Lack of sleep can also make you more likely to default to a drive-thru or other foods that won’t provide the nutritional balance you need, leading to weight gain as the body attempts to compensate with increased cravings for quick-fix energy spikes like those from carbohydrates or caffeine.
What are some ways to improve my sleep?
“There are a few steps you can take to maximize the amount of sleep you can get, as well as making your time sleeping more relaxing and beneficial,” said Penrod. She offered a few tips based on suggestions from the National Sleep Foundation.
- Limit naps during the day to 30 minutes. Long naps don’t make up for poor quality nighttime sleep and can cause you to feel even worse during the late afternoon and evening.

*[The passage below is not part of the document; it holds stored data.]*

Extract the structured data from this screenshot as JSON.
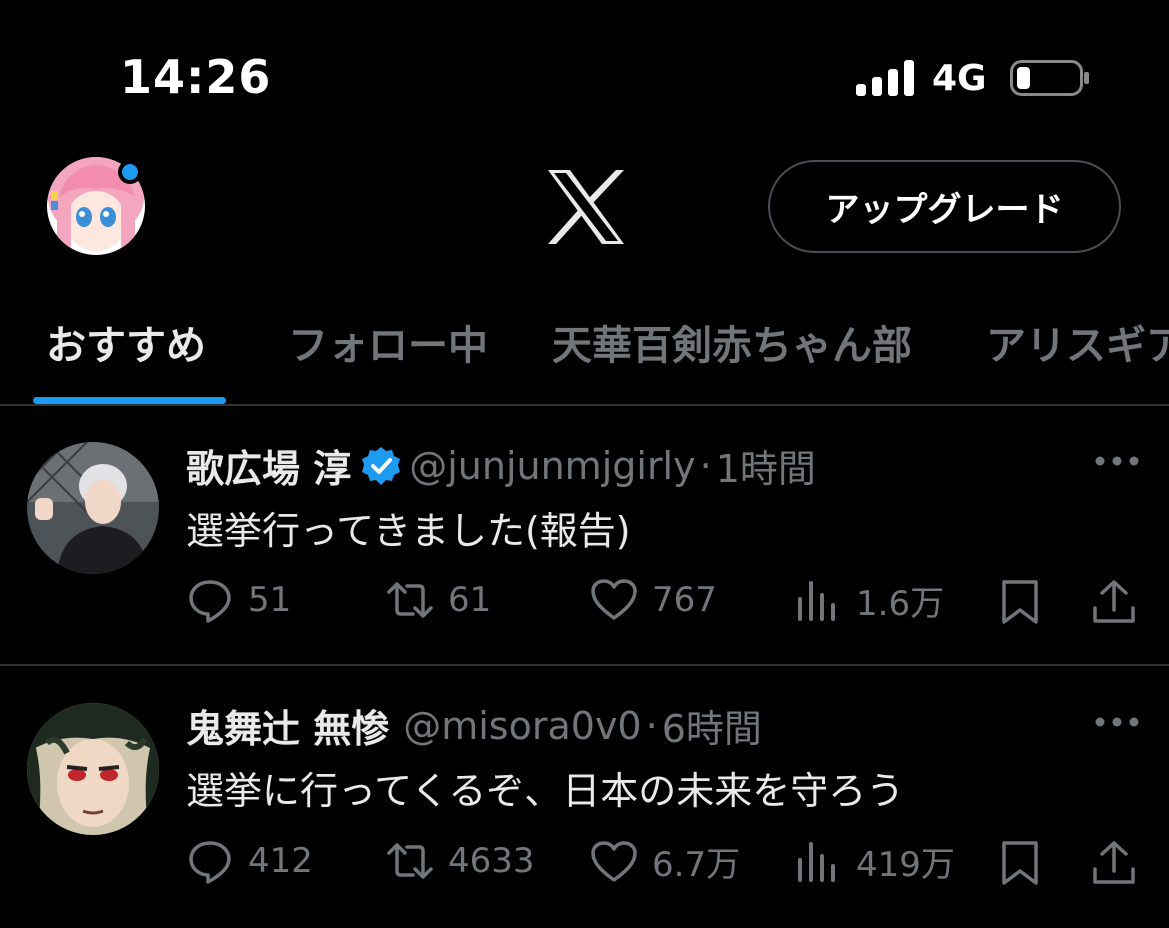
{
  "status_bar": {
    "time": "14:26",
    "network": "4G"
  },
  "header": {
    "upgrade_label": "アップグレード"
  },
  "tabs": [
    {
      "label": "おすすめ",
      "active": true
    },
    {
      "label": "フォロー中",
      "active": false
    },
    {
      "label": "天華百剣赤ちゃん部",
      "active": false
    },
    {
      "label": "アリスギア",
      "active": false
    }
  ],
  "posts": [
    {
      "name": "歌広場 淳",
      "verified": true,
      "handle": "@junjunmjgirly",
      "separator": "·",
      "time": "1時間",
      "text": "選挙行ってきました(報告)",
      "replies": "51",
      "reposts": "61",
      "likes": "767",
      "views": "1.6万"
    },
    {
      "name": "鬼舞辻 無惨",
      "verified": false,
      "handle": "@misora0v0",
      "separator": "·",
      "time": "6時間",
      "text": "選挙に行ってくるぞ、日本の未来を守ろう",
      "replies": "412",
      "reposts": "4633",
      "likes": "6.7万",
      "views": "419万"
    }
  ],
  "colors": {
    "accent": "#1d9bf0",
    "muted": "#71767b",
    "divider": "#2f3336"
  }
}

- Avoid stimulants in the afternoon and evening. Used to having coffee after dinner? It might be time to cut down on your caffeine consumption. One trick is to make sure your last cup of coffee for the day is before 2 p.m., giving your body plenty of time to get the caffeine out of your system before bed.
- Don’t rely on depressants to fall asleep. While a nightcap cocktail may make you feel sleepy, it actually causes you to have less restful sleep and may make you more tired the following morning.

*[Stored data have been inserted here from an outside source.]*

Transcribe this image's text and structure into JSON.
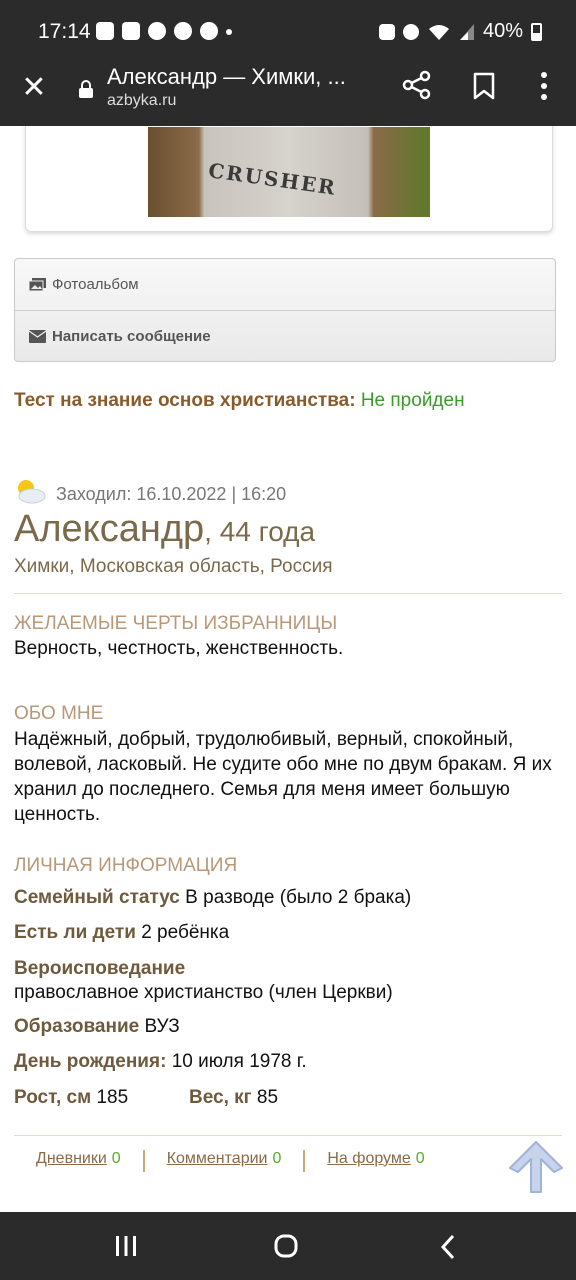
{
  "status_bar": {
    "time": "17:14",
    "battery": "40%",
    "icons": [
      "message-icon",
      "pay-icon",
      "settings-icon",
      "account-icon",
      "one-icon",
      "dot",
      "recycle-icon",
      "alarm-icon",
      "wifi-icon",
      "signal-icon",
      "battery-icon"
    ]
  },
  "browser": {
    "title": "Александр — Химки, ...",
    "url": "azbyka.ru"
  },
  "photo": {
    "shirt_text": "CRUSHER"
  },
  "actions": {
    "album": "Фотоальбом",
    "message": "Написать сообщение"
  },
  "test": {
    "label": "Тест на знание основ христианства:",
    "value": "Не пройден"
  },
  "profile": {
    "last_visit": "Заходил: 16.10.2022 | 16:20",
    "name": "Александр",
    "age": ", 44 года",
    "location": "Химки, Московская область, Россия"
  },
  "partner_traits": {
    "heading": "ЖЕЛАЕМЫЕ ЧЕРТЫ ИЗБРАННИЦЫ",
    "text": "Верность, честность, женственность."
  },
  "about": {
    "heading": "ОБО МНЕ",
    "text": "Надёжный, добрый, трудолюбивый, верный, спокойный, волевой, ласковый. Не судите обо мне по двум бракам. Я их хранил до последнего. Семья для меня имеет большую ценность."
  },
  "personal": {
    "heading": "ЛИЧНАЯ ИНФОРМАЦИЯ",
    "marital_label": "Семейный статус",
    "marital_value": "В разводе (было 2 брака)",
    "children_label": "Есть ли дети",
    "children_value": "2 ребёнка",
    "religion_label": "Вероисповедание",
    "religion_value": "православное христианство (член Церкви)",
    "education_label": "Образование",
    "education_value": "ВУЗ",
    "birthday_label": "День рождения:",
    "birthday_value": "10 июля 1978 г.",
    "height_label": "Рост, см",
    "height_value": "185",
    "weight_label": "Вес, кг",
    "weight_value": "85"
  },
  "footer": {
    "diaries": "Дневники",
    "diaries_count": "0",
    "comments": "Комментарии",
    "comments_count": "0",
    "forum": "На форуме",
    "forum_count": "0"
  },
  "colors": {
    "brown": "#8b5a2b",
    "green": "#3a9a2a",
    "section_heading": "#b89878",
    "bar": "#2b2b2b"
  }
}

- Exercise regularly but keep an eye on the time. As little as ten minutes per day can drastically improve the quality of your sleep! Our bodies are made to move regularly, and yours will thank you for that walk after dinner or yoga class with a restful night. However, don’t exercise strenuously close to bedtime, as that can make it more difficult to fall asleep.
- Don’t eat within two hours of bedtime. It’s easy to have a quick snack at night, but we’re more likely to choose less nutritious options late in the day and digestion takes time.
- Put down your phone. It’s hard not to find yourself scrolling social media, checking your bank account and paying the bills or performing other tasks on your phone, tablet, or other electronic device just before or while in bed. The light given off by electronic devices, however, is a light our bodies read as a sign that it’s time to stay awake, so power down your devices two hours before bed for the best possible sleep.
- Avoid emotionally upsetting conversations. Any level of emotional upset can upend our body’s ability to calm and rest, as it may put us into “fight or flight” mode, with stress demanding wakefulness just as we most need to sleep.
- Practice deep breathing. For some, deep breathing and exercises that focus on progressive muscle relaxation can help! There are many apps available designed specifically around meditation or deep breathing to assist you with falling asleep or relaxing.
Make some changes to your bedtime environment and routine
“Establish a regular bedtime routine that’s really focused on ways to relax,” said Penrod. “This might include a nightly warm bath or shower, reading a book or listening to relaxing music.”
It’s also important to make sure your bedroom is a sleep-conducive environment. Keep the air cool (60-67 degrees Fahrenheit is often considered optimal for sleep) and make sure you have a comfortable mattress and pillows.
Some find using a white noise machine or even simply keeping a fan running helps them to drift off to sleep more quickly and restfully.
Still struggling? Consider a sleep study
“If you find that you’re doing everything you can, but you’re still consistently struggling with getting a good night’s sleep, speak to your doctor,” Penrod said. “Sleep apnea is a common cause of fatigue and poor sleep, and often goes undiagnosed and untreated for years – which can lead to serious health conditions down the road.”
The connection between sleep and weight management is strong and learning how lack of sleep affects your weight can help you make the right choices to get your best rest in the future. Taking care of your ability to fall asleep – and to get a good rest when you do – can help you stay healthy in every other aspect of your life, too.